La facture, les entailles, l'usure, les combles, la superficie, la présence de chevilles ou de clous, les traits de hache ou de scie infèrent l'identité et l'époque de chaque habitation. Pour y voir plus clair, elle consulte des historiens, des cartographes et même des archéologues tel Yves Chrétien. Car, avant 1870, les maisons, au pays, n'étaient pas enregistrées.

«À moins de référer aux contrats et testaments dans lesquels les bâtiments étaient décrits jusque dans le détail», précise Mme Fleury, férue d'histoire des maisons de chez nous, encore qu'elle détienne un baccalauréat en communication et marketing de l'Université Laval.

Sa passion, elle l'a opposée à celle de René, son mari, qui, de son vivant, connaissait la construction et ses métiers. Ensemble, ils se sont épris de ces maisons au bois lézardé et raviné du temps jadis. Ils en ont acquis une qu'ils ont déconstruite, entreposée dans le but de la remonter et l'habiter. Leur projet fut différé. Il n'en fut pas moins fécond puisque France Fleury a résolu d'en faire profession.

Quelques maisons entreposées

Elle en a quelques-unes d'entreposées. «Je peux vous en vendre une et vous constaterez qu'elle est moins chère que vous ne pensez», défie-t-elle.

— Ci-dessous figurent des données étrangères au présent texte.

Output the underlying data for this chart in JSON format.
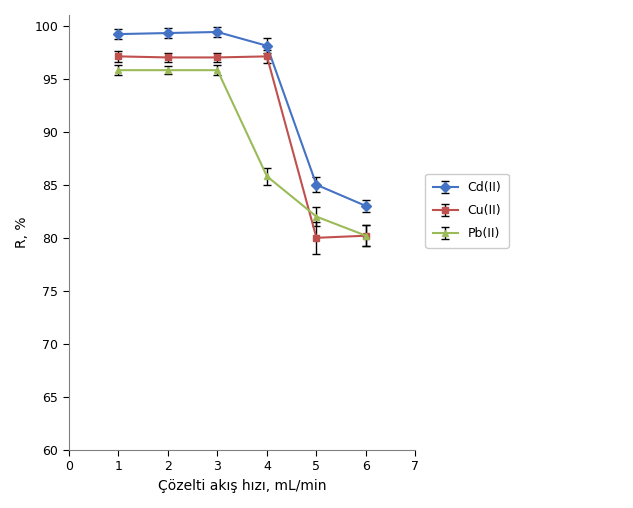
{
  "x": [
    1,
    2,
    3,
    4,
    5,
    6
  ],
  "cd_y": [
    99.2,
    99.3,
    99.4,
    98.1,
    85.0,
    83.0
  ],
  "cu_y": [
    97.1,
    97.0,
    97.0,
    97.1,
    80.0,
    80.2
  ],
  "pb_y": [
    95.8,
    95.8,
    95.8,
    85.8,
    82.0,
    80.2
  ],
  "cd_err": [
    0.5,
    0.5,
    0.5,
    0.7,
    0.7,
    0.6
  ],
  "cu_err": [
    0.5,
    0.4,
    0.4,
    0.6,
    1.5,
    1.0
  ],
  "pb_err": [
    0.5,
    0.4,
    0.5,
    0.8,
    0.9,
    1.0
  ],
  "cd_color": "#4472C4",
  "cu_color": "#C0504D",
  "pb_color": "#9BBB59",
  "xlabel": "Çözelti akış hızı, mL/min",
  "ylabel": "R, %",
  "xlim": [
    0,
    7
  ],
  "ylim": [
    60,
    101
  ],
  "yticks": [
    60,
    65,
    70,
    75,
    80,
    85,
    90,
    95,
    100
  ],
  "xticks": [
    0,
    1,
    2,
    3,
    4,
    5,
    6,
    7
  ],
  "legend_labels": [
    "Cd(II)",
    "Cu(II)",
    "Pb(II)"
  ],
  "figsize": [
    6.33,
    5.08
  ],
  "dpi": 100
}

Déjà, elle a essaimé à Mont-Tremblant. Puis, à Saint-Eustache. Tandis qu'elle a été au premier rang des exposants au salon Chalets et maisons de campagne de Québec, l'an dernier. «Julie Cantin, sa présidente, et son équipe ont cru en mes idéaux et surtout partagent ma passion pour les maisons ancestrales», trouve-t-elle. Elle y avait exposé une maison en pièce sur pièce, vieille d'au moins 200 ans.

À Mont-Tremblant, la maison en pièces numérotées a servi à l'agrandissement d'une maison semblable qu'un particulier avait hérité. «Il n'a pas voulu agrandir suivant une technologie et des matériaux actuels. Il a tenu à conserver à sa maison son caractère d'autrefois», explique-t-elle.

Celle de Saint-Eustache provient d'une grande résidence de Bellechasse datant des années 1730. Telle qu'implantée, elle est tout simplement spectaculaire. Elle donne lieu à un «hall commercial» pour la mise en valeur de la lavande et ses sous-produits.

Petites

Les maisons du Régime français étaient petites, pour ne pas surpasser le seigneur et pour l'impératif de se garder au chaud. «Autour de l'âtre central», souligne Mme Fleury.

Certaines ne mesuraient que 10 pieds sur 12 pieds. La plupart, 20 X 24, 24 X 26 ou 24 X 30. En revanche, le dégagement en hauteur était moindre car les gens étaient petits.

Les combles, eux, étaient habités pour une part, servaient de lieu d'entreposage des grains et céréales pour une autre. C'est par une petite ouverture carrée, dépareillée par rapport aux fenêtres elles-mêmes, qu'on passait le grain.

Autrement, dans la maison, on accédait à l'étage par une échelle de Meunier qui s'apparente à un escalier rudimentaire à pic et «économe» d'espace.